This tinkering was a political response and made the situation worse from a technical perspective. SSA would often cite the “Addresser” occupation as work a denied applicant could perform because the DOT said it was unskilled (could be learned quickly) and sedentary (had low physical demands). “Addresser” jobs no longer exist in the modern economy, but other unskilled and sedentary work does. For example, new data from the Occupational Requirements Survey indicate there are 5.6 million workers in the United States in unskilled and sedentary jobs.
In short, the Biden Administration chose to focus on only half the story: striking defunct occupations but not adding counterbalancing information from the modern labor market. Over time, good attorneys will have increasing success at winning cases against this rump-version of the DOT.
While both the Trump and Biden administrations have treated the data issue as an opportunity to restrict or liberalize the disability determination process, Congress has largely played it straight. It has funded, on a bipartisan basis, the collection of new labor market data. Further, due to congressional pressure, vocational experts under contract with SSA are now allowed, on a voluntary basis, to use the Occupational Requirements Survey.
But SSA has displayed bureaucratic inertia for decades over the data issue and it is possible that disability determinations are still, largely, just perfunctory uses of junk data from the DOT.

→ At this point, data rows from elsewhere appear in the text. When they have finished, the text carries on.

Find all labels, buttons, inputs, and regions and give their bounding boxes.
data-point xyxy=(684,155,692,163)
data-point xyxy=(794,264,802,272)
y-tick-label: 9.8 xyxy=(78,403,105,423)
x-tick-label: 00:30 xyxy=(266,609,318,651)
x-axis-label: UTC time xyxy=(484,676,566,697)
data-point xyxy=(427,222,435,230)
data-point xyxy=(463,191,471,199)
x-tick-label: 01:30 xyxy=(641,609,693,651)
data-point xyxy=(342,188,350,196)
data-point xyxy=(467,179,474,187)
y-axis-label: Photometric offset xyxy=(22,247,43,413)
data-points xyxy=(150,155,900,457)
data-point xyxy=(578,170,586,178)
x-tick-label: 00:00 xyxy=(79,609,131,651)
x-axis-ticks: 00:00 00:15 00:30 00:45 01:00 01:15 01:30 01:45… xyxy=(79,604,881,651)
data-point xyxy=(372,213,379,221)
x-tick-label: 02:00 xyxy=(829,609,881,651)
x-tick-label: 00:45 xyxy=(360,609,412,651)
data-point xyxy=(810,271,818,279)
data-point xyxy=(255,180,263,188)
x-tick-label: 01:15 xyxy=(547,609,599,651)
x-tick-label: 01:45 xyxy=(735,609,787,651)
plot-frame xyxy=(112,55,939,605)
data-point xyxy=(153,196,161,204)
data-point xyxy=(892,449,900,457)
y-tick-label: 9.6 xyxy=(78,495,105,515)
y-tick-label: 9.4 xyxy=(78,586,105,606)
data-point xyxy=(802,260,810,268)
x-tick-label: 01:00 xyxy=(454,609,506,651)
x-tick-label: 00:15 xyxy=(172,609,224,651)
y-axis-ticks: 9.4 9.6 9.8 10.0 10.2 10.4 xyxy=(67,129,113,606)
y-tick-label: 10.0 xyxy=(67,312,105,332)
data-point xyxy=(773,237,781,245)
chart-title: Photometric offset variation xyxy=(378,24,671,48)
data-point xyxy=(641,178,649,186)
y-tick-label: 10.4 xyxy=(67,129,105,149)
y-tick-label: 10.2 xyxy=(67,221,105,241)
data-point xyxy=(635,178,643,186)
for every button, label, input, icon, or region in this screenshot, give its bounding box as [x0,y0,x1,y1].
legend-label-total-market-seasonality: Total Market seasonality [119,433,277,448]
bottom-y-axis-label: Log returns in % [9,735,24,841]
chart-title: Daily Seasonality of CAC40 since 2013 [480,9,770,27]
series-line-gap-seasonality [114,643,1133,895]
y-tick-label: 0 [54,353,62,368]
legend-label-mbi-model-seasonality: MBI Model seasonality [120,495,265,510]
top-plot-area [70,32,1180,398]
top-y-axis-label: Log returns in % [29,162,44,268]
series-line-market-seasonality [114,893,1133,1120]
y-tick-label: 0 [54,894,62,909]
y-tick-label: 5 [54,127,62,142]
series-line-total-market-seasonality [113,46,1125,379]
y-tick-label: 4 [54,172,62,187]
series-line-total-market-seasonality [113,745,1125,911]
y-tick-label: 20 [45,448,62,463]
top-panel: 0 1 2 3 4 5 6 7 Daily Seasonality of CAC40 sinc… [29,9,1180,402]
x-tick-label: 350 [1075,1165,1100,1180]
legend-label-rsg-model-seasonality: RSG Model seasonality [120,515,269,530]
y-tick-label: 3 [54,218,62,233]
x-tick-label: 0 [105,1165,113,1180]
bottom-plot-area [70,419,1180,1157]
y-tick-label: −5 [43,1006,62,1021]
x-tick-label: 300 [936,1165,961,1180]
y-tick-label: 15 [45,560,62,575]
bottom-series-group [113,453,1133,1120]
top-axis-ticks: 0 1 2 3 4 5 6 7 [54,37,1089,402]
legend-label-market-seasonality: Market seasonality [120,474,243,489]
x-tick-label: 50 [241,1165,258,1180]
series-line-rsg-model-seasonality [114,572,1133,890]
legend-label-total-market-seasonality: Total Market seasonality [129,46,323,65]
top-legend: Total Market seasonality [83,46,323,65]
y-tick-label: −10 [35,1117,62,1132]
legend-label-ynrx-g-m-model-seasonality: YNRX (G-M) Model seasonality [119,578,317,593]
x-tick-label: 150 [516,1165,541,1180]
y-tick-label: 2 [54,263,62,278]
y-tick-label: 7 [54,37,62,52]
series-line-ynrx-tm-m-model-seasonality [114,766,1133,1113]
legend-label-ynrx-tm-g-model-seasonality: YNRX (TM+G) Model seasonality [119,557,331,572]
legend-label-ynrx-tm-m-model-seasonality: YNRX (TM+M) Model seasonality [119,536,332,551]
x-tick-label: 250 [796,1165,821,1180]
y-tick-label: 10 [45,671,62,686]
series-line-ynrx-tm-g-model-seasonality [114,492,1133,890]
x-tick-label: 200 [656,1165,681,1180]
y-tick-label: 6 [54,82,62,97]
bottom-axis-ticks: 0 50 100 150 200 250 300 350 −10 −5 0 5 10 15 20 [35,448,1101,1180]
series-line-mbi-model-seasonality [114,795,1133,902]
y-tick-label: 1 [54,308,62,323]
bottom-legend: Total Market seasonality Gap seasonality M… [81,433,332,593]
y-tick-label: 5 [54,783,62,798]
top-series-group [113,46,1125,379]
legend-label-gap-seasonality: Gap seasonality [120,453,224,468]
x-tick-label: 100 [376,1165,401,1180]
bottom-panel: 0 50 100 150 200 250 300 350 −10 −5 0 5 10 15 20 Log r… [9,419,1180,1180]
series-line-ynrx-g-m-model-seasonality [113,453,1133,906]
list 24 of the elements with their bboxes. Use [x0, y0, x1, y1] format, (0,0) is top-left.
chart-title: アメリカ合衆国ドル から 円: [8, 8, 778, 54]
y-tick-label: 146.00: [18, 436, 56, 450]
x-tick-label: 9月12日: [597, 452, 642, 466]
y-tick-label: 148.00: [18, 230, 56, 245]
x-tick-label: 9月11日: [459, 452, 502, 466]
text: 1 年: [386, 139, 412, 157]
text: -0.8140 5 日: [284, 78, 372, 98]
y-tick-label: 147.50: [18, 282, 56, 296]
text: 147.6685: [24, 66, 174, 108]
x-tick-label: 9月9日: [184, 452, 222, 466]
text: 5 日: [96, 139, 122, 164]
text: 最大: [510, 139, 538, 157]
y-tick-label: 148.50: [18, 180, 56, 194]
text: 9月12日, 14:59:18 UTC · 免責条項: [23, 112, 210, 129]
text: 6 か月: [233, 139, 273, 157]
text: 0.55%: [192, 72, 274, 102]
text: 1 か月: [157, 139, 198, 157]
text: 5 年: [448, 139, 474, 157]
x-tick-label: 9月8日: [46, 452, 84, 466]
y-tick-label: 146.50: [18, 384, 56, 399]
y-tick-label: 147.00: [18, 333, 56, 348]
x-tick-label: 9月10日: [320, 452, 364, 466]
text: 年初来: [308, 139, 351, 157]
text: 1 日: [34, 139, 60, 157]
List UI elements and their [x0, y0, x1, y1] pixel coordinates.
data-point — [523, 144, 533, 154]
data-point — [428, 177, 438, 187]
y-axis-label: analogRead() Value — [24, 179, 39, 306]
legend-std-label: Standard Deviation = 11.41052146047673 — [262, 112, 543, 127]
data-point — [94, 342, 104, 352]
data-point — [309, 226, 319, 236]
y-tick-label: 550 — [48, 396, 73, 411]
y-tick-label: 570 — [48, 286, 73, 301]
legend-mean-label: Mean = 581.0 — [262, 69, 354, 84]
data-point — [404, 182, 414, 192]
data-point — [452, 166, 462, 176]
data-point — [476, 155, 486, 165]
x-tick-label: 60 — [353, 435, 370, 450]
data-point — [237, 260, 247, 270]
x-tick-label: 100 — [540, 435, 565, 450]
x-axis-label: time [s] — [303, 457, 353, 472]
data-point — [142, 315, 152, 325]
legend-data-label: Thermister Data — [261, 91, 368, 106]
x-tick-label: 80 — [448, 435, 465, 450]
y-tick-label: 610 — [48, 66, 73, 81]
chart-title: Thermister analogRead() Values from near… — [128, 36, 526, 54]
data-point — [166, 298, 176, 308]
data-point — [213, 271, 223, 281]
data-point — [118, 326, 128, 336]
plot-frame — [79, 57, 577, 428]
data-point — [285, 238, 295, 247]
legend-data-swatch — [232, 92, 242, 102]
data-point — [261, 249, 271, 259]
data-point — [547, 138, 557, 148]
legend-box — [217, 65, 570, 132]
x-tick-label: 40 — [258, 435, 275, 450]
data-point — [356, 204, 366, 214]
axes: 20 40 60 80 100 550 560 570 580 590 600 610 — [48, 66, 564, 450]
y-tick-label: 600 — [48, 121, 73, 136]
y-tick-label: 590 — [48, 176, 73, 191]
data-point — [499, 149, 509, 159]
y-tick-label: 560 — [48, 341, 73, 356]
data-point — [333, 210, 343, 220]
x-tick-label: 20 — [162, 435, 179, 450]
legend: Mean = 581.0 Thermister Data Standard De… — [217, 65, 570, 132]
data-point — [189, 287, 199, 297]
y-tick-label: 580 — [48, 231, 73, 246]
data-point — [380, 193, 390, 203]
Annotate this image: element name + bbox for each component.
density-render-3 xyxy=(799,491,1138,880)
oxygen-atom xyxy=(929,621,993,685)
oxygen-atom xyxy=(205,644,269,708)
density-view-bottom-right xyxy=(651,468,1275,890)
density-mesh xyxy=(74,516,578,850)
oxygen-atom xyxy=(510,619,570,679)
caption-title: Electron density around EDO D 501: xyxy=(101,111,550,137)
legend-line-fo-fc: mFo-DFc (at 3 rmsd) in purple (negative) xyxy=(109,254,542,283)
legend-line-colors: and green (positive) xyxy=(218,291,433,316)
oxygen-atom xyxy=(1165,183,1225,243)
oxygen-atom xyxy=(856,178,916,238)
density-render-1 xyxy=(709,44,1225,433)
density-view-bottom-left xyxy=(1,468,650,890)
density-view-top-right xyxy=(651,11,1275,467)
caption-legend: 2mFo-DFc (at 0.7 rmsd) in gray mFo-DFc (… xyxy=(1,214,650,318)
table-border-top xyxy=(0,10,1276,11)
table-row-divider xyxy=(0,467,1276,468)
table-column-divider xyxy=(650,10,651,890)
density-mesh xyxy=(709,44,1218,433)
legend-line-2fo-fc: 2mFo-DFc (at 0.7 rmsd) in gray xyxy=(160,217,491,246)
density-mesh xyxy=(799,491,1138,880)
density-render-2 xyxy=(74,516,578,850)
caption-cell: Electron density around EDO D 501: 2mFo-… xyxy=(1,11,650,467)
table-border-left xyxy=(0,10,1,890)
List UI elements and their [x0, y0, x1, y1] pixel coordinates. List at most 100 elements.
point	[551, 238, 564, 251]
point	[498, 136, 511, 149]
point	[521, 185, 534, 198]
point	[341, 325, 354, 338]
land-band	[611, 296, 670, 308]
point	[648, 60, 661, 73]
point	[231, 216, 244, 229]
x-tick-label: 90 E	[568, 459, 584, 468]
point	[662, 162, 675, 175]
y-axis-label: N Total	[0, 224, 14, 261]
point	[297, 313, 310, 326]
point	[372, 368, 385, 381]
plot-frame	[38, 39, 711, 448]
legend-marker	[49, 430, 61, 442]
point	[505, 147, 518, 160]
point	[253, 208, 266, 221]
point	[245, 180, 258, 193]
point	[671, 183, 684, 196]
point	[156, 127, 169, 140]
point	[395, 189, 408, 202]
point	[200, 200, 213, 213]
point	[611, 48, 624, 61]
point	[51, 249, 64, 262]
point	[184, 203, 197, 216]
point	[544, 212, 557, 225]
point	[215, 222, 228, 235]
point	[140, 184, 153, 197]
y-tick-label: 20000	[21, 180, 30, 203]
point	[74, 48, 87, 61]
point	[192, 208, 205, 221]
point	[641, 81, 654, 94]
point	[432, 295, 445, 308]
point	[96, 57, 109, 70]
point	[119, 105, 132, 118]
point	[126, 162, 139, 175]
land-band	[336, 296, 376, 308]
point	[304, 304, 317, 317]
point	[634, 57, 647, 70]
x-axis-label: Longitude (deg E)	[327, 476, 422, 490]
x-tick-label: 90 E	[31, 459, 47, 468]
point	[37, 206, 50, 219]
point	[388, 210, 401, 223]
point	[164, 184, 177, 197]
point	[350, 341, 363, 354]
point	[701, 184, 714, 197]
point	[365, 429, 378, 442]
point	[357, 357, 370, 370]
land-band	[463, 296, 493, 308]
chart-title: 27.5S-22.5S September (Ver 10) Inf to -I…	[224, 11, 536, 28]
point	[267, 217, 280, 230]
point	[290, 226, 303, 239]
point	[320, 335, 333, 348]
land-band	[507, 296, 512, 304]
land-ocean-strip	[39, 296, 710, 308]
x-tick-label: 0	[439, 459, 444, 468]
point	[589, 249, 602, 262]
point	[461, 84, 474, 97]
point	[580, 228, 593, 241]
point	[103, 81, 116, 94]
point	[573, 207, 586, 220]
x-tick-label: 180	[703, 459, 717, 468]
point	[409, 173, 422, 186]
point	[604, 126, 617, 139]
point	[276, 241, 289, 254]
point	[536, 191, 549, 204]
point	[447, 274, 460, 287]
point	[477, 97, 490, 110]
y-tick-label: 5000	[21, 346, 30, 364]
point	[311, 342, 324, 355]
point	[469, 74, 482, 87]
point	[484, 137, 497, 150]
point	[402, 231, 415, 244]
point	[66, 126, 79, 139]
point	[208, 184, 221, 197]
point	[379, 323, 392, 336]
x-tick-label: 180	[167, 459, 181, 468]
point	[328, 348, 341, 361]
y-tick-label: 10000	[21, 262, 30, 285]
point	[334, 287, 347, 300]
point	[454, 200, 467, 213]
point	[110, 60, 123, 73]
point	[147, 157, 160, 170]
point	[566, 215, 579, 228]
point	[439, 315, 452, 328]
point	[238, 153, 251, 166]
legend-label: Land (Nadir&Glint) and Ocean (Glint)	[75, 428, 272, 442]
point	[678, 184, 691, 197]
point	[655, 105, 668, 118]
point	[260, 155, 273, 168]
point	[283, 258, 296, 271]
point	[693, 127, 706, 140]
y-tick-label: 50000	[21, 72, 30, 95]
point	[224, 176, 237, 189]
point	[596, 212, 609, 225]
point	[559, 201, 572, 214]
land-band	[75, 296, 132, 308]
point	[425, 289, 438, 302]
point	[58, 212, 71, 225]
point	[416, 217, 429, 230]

From a public policy perspective, it would be useful for Congress to get more involved in the data issue. As part of its oversight responsibilities, Congress should ask SSA for reports on which occupations are currently being cited in disability denials, how often the new Occupational Requirements Survey data is being used by vocational experts, and a timeline for moving away from the DOT.
Conservatives and liberals will, naturally, have different views on disability policy. But the competing policy debates have overlayed and confused the discussion of the real issue: it is time for SSA’s disability program to finally move away from using labor market data gathered in the 1970s.